Fig.3. 'Metadata' Section Contains Multiple Details About a Target File
The most important data displayed by the 'Metadata' Section include:
- Source path of a file and its time tags (Full path, Target file access time (UTC), Target file creation time (UTC), Target file modification time (UTC))
- Drive type
- Volume serial number (Drive serial number)
- Volume label
- Target file size (bytes), i.e. the size of the file with which the shortcut is associated
As you can see, such fields as 'Droid file' and 'Birth droid file' can be found. DROID (Digital Record Object Identification) is the individual profile of a file. This structure (i.e. that of a droid file) can be used by the Link Tracking Service in order to determine whether the file has been copied or moved.
Fig.4. 'Origin' Section Tells Where Selected Artifact Was Extracted From
Fig.5. 'File' Section Shows File System Metadata of an LNK File
In the 'File' section you can see the MAC address of the device on which this shortcut was created.

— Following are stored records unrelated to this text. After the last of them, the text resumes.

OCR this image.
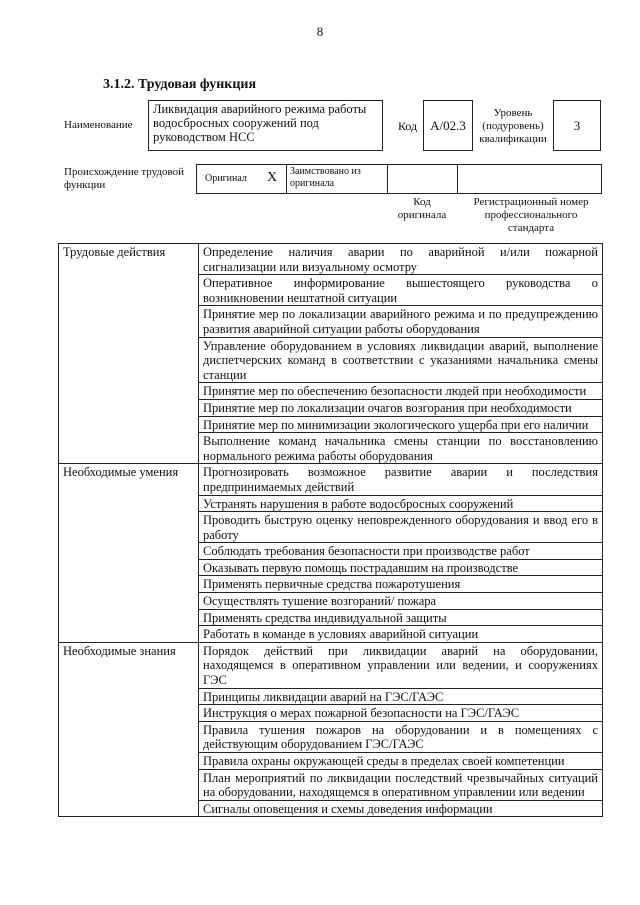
8
3.1.2. Трудовая функция
Наименование
Ликвидация аварийного режима работы водосбросных сооружений под руководством НСС
Код А/02.3
Уровень
(подуровень)
квалификации
3
Происхождение трудовой
функции
Оригинал X Заимствовано из
оригинала
Код
оригинала
Регистрационный номер
профессионального
стандарта
Трудовые действия	Определение наличия аварии по аварийной и/или пожарной сигнализации или визуальному осмотру
	Оперативное информирование вышестоящего руководства о возникновении нештатной ситуации
	Принятие мер по локализации аварийного режима и по предупреждению развития аварийной ситуации работы оборудования
	Управление оборудованием в условиях ликвидации аварий, выполнение диспетчерских команд в соответствии с указаниями начальника смены станции
	Принятие мер по обеспечению безопасности людей при необходимости
	Принятие мер по локализации очагов возгорания при необходимости
	Принятие мер по минимизации экологического ущерба при его наличии
	Выполнение команд начальника смены станции по восстановлению нормального режима работы оборудования
Необходимые умения	Прогнозировать возможное развитие аварии и последствия предпринимаемых действий
	Устранять нарушения в работе водосбросных сооружений
	Проводить быструю оценку неповрежденного оборудования и ввод его в работу
	Соблюдать требования безопасности при производстве работ
	Оказывать первую помощь пострадавшим на производстве
	Применять первичные средства пожаротушения
	Осуществлять тушение возгораний/ пожара
	Применять средства индивидуальной защиты
	Работать в команде в условиях аварийной ситуации
Необходимые знания	Порядок действий при ликвидации аварий на оборудовании, находящемся в оперативном управлении или ведении, и сооружениях ГЭС
	Принципы ликвидации аварий на ГЭС/ГАЭС
	Инструкция о мерах пожарной безопасности на ГЭС/ГАЭС
	Правила тушения пожаров на оборудовании и в помещениях с действующим оборудованием ГЭС/ГАЭС
	Правила охраны окружающей среды в пределах своей компетенции
	План мероприятий по ликвидации последствий чрезвычайных ситуаций на оборудовании, находящемся в оперативном управлении или ведении
	Сигналы оповещения и схемы доведения информации
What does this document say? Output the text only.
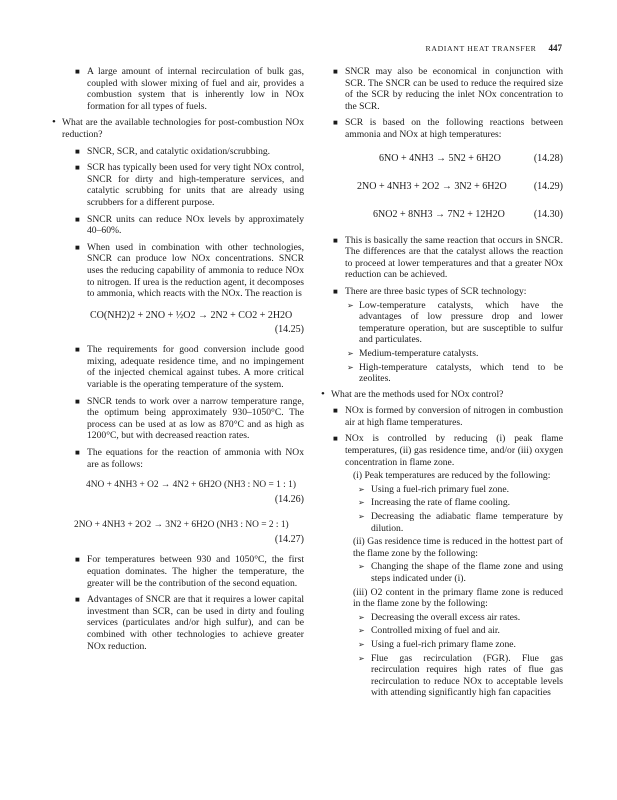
RADIANT HEAT TRANSFER 447
■ A large amount of internal recirculation of bulk gas, coupled with slower mixing of fuel and air, provides a combustion system that is inherently low in NOx formation for all types of fuels.
• What are the available technologies for post-combustion NOx reduction?
■ SNCR, SCR, and catalytic oxidation/scrubbing.
■ SCR has typically been used for very tight NOx control, SNCR for dirty and high-temperature services, and catalytic scrubbing for units that are already using scrubbers for a different purpose.
■ SNCR units can reduce NOx levels by approximately 40–60%.
■ When used in combination with other technologies, SNCR can produce low NOx concentrations. SNCR uses the reducing capability of ammonia to reduce NOx to nitrogen. If urea is the reduction agent, it decomposes to ammonia, which reacts with the NOx. The reaction is
CO(NH2)2 + 2NO + ½O2 → 2N2 + CO2 + 2H2O
(14.25)
■ The requirements for good conversion include good mixing, adequate residence time, and no impingement of the injected chemical against tubes. A more critical variable is the operating temperature of the system.
■ SNCR tends to work over a narrow temperature range, the optimum being approximately 930–1050°C. The process can be used at as low as 870°C and as high as 1200°C, but with decreased reaction rates.
■ The equations for the reaction of ammonia with NOx are as follows:
4NO + 4NH3 + O2 → 4N2 + 6H2O (NH3 : NO = 1 : 1)
(14.26)
2NO + 4NH3 + 2O2 → 3N2 + 6H2O (NH3 : NO = 2 : 1)
(14.27)
■ For temperatures between 930 and 1050°C, the first equation dominates. The higher the temperature, the greater will be the contribution of the second equation.
■ Advantages of SNCR are that it requires a lower capital investment than SCR, can be used in dirty and fouling services (particulates and/or high sulfur), and can be combined with other technologies to achieve greater NOx reduction.
■ SNCR may also be economical in conjunction with SCR. The SNCR can be used to reduce the required size of the SCR by reducing the inlet NOx concentration to the SCR.
■ SCR is based on the following reactions between ammonia and NOx at high temperatures:
6NO + 4NH3 → 5N2 + 6H2O	(14.28)
2NO + 4NH3 + 2O2 → 3N2 + 6H2O	(14.29)
6NO2 + 8NH3 → 7N2 + 12H2O	(14.30)
■ This is basically the same reaction that occurs in SNCR. The differences are that the catalyst allows the reaction to proceed at lower temperatures and that a greater NOx reduction can be achieved.
■ There are three basic types of SCR technology:
➢ Low-temperature catalysts, which have the advantages of low pressure drop and lower temperature operation, but are susceptible to sulfur and particulates.
➢ Medium-temperature catalysts.
➢ High-temperature catalysts, which tend to be zeolites.
• What are the methods used for NOx control?
■ NOx is formed by conversion of nitrogen in combustion air at high flame temperatures.
■ NOx is controlled by reducing (i) peak flame temperatures, (ii) gas residence time, and/or (iii) oxygen concentration in flame zone.
(i) Peak temperatures are reduced by the following:
➢ Using a fuel-rich primary fuel zone.
➢ Increasing the rate of flame cooling.
➢ Decreasing the adiabatic flame temperature by dilution.
(ii) Gas residence time is reduced in the hottest part of the flame zone by the following:
➢ Changing the shape of the flame zone and using steps indicated under (i).
(iii) O2 content in the primary flame zone is reduced in the flame zone by the following:
➢ Decreasing the overall excess air rates.
➢ Controlled mixing of fuel and air.
➢ Using a fuel-rich primary flame zone.
➢ Flue gas recirculation (FGR). Flue gas recirculation requires high rates of flue gas recirculation to reduce NOx to acceptable levels with attending significantly high fan capacities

This information may help you identify the device associated with when the LNK file was created.
While conducting an investigation, one should pay attention to the time tags of an LNK file. The reason for that is that, as a rule, the time of file creation corresponds either to the time the file was created by a user or to the time of the first file access event associated with a shortcut. As for the time modification time, it normally corresponds to the last file access event associated with a shortcut.
Recovery of deleted LNK files
If one examines the 'Recent' folder described above, up to 149 LNK files will be found there. What should be done, if the shortcut we need was deleted? The answer is simple: for sure, it should be recovered! Recovery of LNK files can be executed with the file header signature, hex: 4C 00 00 00 01 14 02 00.
If you use Belkasoft X, you just need to enable carving and make sure that Link files are selected, and they will be recovered automatically. You can learn about the carving methods with Belkasoft X in greater detail in the article 'Carving and its Implementations in Digital Forensics'.
Fig.6. Recovered LNK files
Use of LNK files in information security incidents
Compromising an attacked system
Over 90% of malware is distributed via e-mails. Normally, malware e-mails contain either a link to a network resource or a specifically designed document. If such a document is opened, malware will be downloaded to a machine.
Likewise, LINK files are used for hacking attacks.
Fig.7. 'Metadata' Section Associated with a Malicious LNK file
The general rule is that such an LNK file contains a PowerShell code that is executed when users try to open the shortcuts previously sent to them. As you can see in Fig.7, such shortcuts can be easily detected with Belkasoft X: there is a path to an executable powershell.exe in the metadata. In the 'Arguments' field, there are arguments of a PowerShell command and encrypted 'payload'.
Embedding in a compromised system
One of the methods to use LNK files is to embed them in a compromised system. In order to activate malware whenever a corresponding machine is turned on, the following trick can be utilized. An LNK file with a link to an executable malware file (for example, to a file with the loader code) should be created, a shortcut is to be placed at the following address: C:\Users\%User profile%\AppData\Roaming\Microsoft\Windows\Start Menu\Programs\Startup.
In this case, as soon as a machine is launched, the malware will be activated as well. Such shortcuts can be found in the 'File system' tab of Belkasoft X.
Fig.8. 'PhonerLite.lnk' Shortcut in Startup
Conclusion
LNK files are Windows system files that are important in digital forensic and incident response investigations. They may be created automatically by Windows or manually by a user. With the help of these files, you can prove the execution of a program, opening a document or a malicious code start-up.
Belkasoft X can help you to locate existing LNK files, recover deleted ones, and analyze their contents.